Bien sûr, cela n'est valable que pour les petites escapades... les grandes aventures dans lesquelles elle entraîne parfois Yoko -ou dans lesquelles Yoko l'entraîne- à l'improviste ont tendance à déraper et à faire fluctuer le moment de leur retour. Dans des instants pareils, elle n'a jamais le temps de s'offrir le luxe d'utiliser un tel artifice romanesque et elle s'en réfère de nouveau à ses bons vieux compteurs digitaux.


Revenant d'un de ces voyages mi-fantastiques mi-catastrophes, il arrive quand même qu'elles se fassent tancer pour leur manque de prudence.
Alors que Yoko et Izumi lui ont offert un endroit et une époque où vivre, où s'ancrer, Monya est incapable de rester en place.

Monsieur et Madame Ishida ne veulent pas lui briser les ailes mais lui rappellent qu'elle a désormais un endroit où se poser, un ici et maintenant, auquel elle appartient, dont elle peut partir à volonté...
mais surtout auquel elle peut revenir.

Encore et encore, elle décolle de cet endroit, entraînant souvent Yoko à sa suite. C'est avec elle qu'elle préfère voyager. C'est plus rassurant de l'avoir à ses côtés.
Mais chaque fois qu'elle revient, elle savoure pleinement la chance qu'elle a, d'avoir ce nouveau point d'attache.
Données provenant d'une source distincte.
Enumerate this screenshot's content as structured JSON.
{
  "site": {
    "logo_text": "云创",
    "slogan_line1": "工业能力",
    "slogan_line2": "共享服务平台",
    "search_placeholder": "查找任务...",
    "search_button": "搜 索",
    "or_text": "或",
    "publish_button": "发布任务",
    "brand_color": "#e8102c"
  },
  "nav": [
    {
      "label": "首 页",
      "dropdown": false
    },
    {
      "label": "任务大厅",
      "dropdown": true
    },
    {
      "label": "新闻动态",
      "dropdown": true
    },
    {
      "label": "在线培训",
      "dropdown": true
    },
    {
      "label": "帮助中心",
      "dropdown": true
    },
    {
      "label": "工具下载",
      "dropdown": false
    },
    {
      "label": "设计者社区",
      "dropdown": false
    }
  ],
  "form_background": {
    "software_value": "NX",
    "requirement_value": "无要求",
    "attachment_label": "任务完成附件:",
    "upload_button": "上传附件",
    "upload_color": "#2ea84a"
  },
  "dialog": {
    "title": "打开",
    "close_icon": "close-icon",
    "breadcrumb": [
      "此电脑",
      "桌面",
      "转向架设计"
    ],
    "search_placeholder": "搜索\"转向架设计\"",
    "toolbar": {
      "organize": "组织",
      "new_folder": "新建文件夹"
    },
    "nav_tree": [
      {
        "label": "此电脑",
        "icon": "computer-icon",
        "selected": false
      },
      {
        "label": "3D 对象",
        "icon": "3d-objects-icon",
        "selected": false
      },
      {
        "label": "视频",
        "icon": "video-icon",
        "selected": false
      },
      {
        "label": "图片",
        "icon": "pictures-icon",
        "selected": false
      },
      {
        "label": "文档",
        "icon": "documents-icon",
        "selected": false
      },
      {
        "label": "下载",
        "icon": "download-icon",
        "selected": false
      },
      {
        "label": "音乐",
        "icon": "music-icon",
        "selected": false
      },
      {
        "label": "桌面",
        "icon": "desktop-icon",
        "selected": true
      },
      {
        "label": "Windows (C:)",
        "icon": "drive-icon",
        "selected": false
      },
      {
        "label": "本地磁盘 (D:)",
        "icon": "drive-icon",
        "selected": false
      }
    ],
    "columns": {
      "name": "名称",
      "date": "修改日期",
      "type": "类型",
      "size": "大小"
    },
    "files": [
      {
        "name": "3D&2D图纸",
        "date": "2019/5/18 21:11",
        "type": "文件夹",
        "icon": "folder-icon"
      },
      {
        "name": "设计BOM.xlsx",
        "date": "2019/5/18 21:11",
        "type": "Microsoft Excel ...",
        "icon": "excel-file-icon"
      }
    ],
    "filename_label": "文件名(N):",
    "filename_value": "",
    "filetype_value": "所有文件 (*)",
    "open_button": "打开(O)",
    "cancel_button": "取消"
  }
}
Si c'était seule, le fait de retrouver sa place dans la famille de Yoko lui rend cet endroit et cette époque encore plus chers. Si c'était avec elle, elle est heureuse de la rendre saine et sauve à sa vie normale ensuite, elle se sent fière d'elle de les ramener à bon port envers et contre tout.

Le petit grain de sable qu'elle est jouera encore souvent à se perdre dans la tempête du temps, sablier ou non. Peut-être un jour tout cela tournera mal et finira-t-elle sur la plage d'une île déserte ou bien prise dans un mandala dont le dessin lui échappera. Mais d'ici là, elle a toujours confiance en elle-même, en Yoko et en la mémoire de son père laissée dans le translateur. Encore et encore, elle relance la roulette du temps.

L'ici et le maintenant dont elle bénéficie sont tellement plus appréciables parce qu'il y a des ailleurs, des autrefois et des « un jour ».